McDowell home 'different' from original plan

 

Roscommon County Council has argued before the High Court that the Minister for Justice's holiday home near Rooskey did not have the benefit of planning permission because it was significantly different than that for which permission was granted.

Yesterday was the second day of judicial review proceedings brought against the council by Mr McDowell and his wife, Ms Niamh Brennan, concerning planning difficulties relating to their near-completed holiday home at Levagh, Rooskey. The council has refused to extend the duration of the planning permission and the couple have challenged that refusal as irrational.

Mr Pat Butler SC, for the council, referred yesterday to difficulties faced by the council concerning the application for an extension of the permission. He said the application form itself was important because on page two it referred to a proposed floor area but no specific floor was given. That was the first difficulty. Mr Butler said there was also no indication as to the number of levels in the building and it was not known which floor and which levels were being referred to.

He said it had been claimed by counsel for the Minister and his wife that it was intended to have a laundry and fuel store room at levels one and two but in fact there were three bedrooms there.

The council says it refused the application for an extension of the permission as the development under construction was significantly different from that for which planning permission was granted.

The senior planning officer had recommended that the question of extension to the duration of the permission did not arise as the dwelling under construction did not have the benefit of planning permission.

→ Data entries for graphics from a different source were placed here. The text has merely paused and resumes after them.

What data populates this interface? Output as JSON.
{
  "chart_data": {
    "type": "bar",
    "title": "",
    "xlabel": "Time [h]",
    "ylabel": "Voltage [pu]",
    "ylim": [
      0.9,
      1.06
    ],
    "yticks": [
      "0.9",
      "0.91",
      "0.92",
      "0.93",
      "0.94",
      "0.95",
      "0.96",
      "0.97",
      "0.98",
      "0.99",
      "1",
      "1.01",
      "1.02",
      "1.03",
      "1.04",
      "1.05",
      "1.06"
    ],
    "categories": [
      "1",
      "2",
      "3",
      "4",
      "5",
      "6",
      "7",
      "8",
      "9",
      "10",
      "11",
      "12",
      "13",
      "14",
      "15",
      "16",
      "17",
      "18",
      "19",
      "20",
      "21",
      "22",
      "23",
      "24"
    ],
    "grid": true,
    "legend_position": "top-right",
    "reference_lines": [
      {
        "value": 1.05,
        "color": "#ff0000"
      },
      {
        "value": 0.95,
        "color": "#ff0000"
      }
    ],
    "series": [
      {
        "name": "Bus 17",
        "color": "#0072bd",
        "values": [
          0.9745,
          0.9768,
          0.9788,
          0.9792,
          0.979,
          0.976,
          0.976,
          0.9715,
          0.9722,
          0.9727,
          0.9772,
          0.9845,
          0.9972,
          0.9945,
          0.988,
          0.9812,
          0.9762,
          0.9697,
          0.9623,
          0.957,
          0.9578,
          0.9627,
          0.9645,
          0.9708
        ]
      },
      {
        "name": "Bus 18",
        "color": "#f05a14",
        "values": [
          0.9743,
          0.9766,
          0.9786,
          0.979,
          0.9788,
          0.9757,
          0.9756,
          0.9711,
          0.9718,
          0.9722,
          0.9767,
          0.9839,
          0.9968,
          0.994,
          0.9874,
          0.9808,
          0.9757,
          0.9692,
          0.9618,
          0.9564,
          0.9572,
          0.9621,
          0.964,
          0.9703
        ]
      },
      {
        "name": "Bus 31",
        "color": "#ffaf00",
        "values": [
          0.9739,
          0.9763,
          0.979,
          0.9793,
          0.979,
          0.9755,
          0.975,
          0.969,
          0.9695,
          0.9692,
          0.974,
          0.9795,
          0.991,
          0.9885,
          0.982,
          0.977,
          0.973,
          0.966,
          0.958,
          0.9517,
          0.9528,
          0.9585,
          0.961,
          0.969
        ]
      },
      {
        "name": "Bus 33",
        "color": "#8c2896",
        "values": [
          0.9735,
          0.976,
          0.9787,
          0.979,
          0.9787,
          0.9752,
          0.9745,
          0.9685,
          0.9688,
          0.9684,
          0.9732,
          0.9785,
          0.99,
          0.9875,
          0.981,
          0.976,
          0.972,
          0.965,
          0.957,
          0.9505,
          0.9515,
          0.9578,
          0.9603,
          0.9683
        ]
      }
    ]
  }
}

The council's director of services had found that the finished floor level of level three was not as provided for in the planning permission drawings. Level one, described as a "basement floor", was also not at the height provided for in the planning drawings.

This rendered the development under construction lower than that specified in the planning permission, it was argued.

The director of services formed the view there was a significant difference between the development permitted by the planning permission and that which was now under construction. The difference was 2.6 metres which was almost nine feet. This difference was material and could not be ignored.

The court has also heard Mr McDowell is taking separate proceedings against the council, claiming damages for "significant financial loss and damage" as a result of the alleged unlawful actions of the council.

The hearing before the President of the High Court, Mr Justice Finnegan, continues today.